Número de brasileiros na pobreza cai e 8,6 milhões deixam a miséria entre 2023 e 2024, diz IBGE

Nordeste lidera redução da pobreza; Brasil tem melhora geral. Foto: Reprodução


A proporção de brasileiros vivendo na pobreza caiu de 27,3% em 2023 para 23,1% em 2024, segundo a Síntese de Indicadores Sociais do IBGE. A queda representa 8,6 milhões de pessoas que saíram dessa condição e marca o terceiro recuo anual consecutivo após o pico de 36,8% registrado em 2021, durante a pandemia. A extrema pobreza também diminuiu, passando de 4,4% para 3,5%, o equivalente a 1,9 milhão de pessoas a menos nessa situação.

O estudo mostra que, sem programas sociais como o Bolsa Família, a realidade seria bem pior: a extrema pobreza subiria para 10% da população, quase o triplo do índice registrado, e a pobreza chegaria a 28,7%. O IBGE destaca que a manutenção dos valores do Bolsa Família acima do nível pré-pandemia e a melhora no mercado de trabalho foram essenciais para a redução observada.

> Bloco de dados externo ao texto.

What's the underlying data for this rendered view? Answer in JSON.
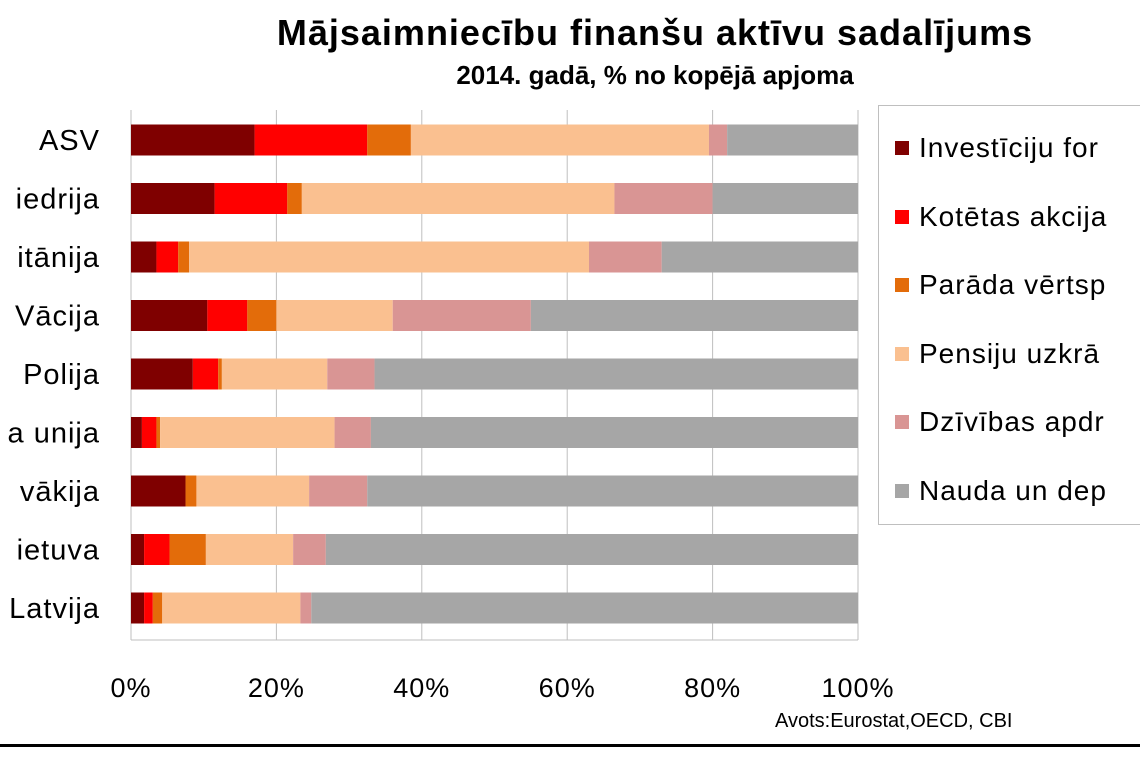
{
  "chart_data": {
    "type": "bar",
    "orientation": "horizontal",
    "stacked": true,
    "title": "Mājsaimniecību finanšu aktīvu sadalījums",
    "subtitle": "2014. gadā, % no kopējā apjoma",
    "categories": [
      "ASV",
      "iedrija",
      "itānija",
      "Vācija",
      "Polija",
      "a unija",
      "vākija",
      "ietuva",
      "Latvija"
    ],
    "series": [
      {
        "name": "Investīciju for",
        "color": "#7f0000",
        "values": [
          17,
          11.5,
          3.5,
          10.5,
          8.5,
          1.5,
          7.5,
          1.8,
          1.8
        ]
      },
      {
        "name": "Kotētas akcija",
        "color": "#ff0000",
        "values": [
          15.5,
          10,
          3,
          5.5,
          3.5,
          2,
          0,
          3.5,
          1.2
        ]
      },
      {
        "name": "Parāda vērtsp",
        "color": "#e36c0a",
        "values": [
          6,
          2,
          1.5,
          4,
          0.5,
          0.5,
          1.5,
          5,
          1.3
        ]
      },
      {
        "name": "Pensiju uzkrā",
        "color": "#fac090",
        "values": [
          41,
          43,
          55,
          16,
          14.5,
          24,
          15.5,
          12,
          19
        ]
      },
      {
        "name": "Dzīvības apdr",
        "color": "#d99594",
        "values": [
          2.5,
          13.5,
          10,
          19,
          6.5,
          5,
          8,
          4.5,
          1.5
        ]
      },
      {
        "name": "Nauda un dep",
        "color": "#a6a6a6",
        "values": [
          18,
          20,
          27,
          45,
          66.5,
          67,
          67.5,
          73.2,
          75.2
        ]
      }
    ],
    "xaxis": {
      "ticks": [
        "0%",
        "20%",
        "40%",
        "60%",
        "80%",
        "100%"
      ],
      "range": [
        0,
        100
      ]
    },
    "grid": true,
    "legend_position": "right"
  },
  "source": "Avots:Eurostat,OECD, CBI"
}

O Nordeste foi a região que mais reduziu a pobreza, passando de 47,2% para 39,4% em um ano. Já o Sul teve o menor índice do país, com 11,2%. Apesar da melhora geral, o levantamento aponta desigualdades importantes: mulheres, pretos e pardos seguem mais expostos à pobreza. Entre mulheres pretas ou pardas, 30,4% estavam abaixo da linha de pobreza em 2024, enquanto entre homens brancos o índice foi de 14,7%.

A pesquisa mostra ainda que a previdência social tem papel decisivo entre os idosos. Apenas 1,9% deles estavam em extrema pobreza, mas, sem aposentadorias e pensões, esse índice saltaria para 35,2%. A desigualdade também continua elevada. Em 2022, os 20% mais ricos recebiam 11 vezes mais que os 20% mais pobres, o segundo maior nível entre 40 países analisados pela OCDE.

O Brasil também lidera outro ranking negativo: o de trabalhadores pobres. Entre os países da OCDE, foi o que apresentou a maior proporção, com 16,7%. Atualmente, 12 milhões de trabalhadores brasileiros vivem abaixo da linha de pobreza, considerando apenas quem está ocupado. A taxa é ainda maior entre desocupados, chegando a 47,6%.

Trabalhadores sem carteira assinada e por conta própria são os mais afetados. A pobreza também é mais comum em atividades como agropecuária e serviços domésticos, enquanto setores como administração pública e saúde registram os índices mais baixos.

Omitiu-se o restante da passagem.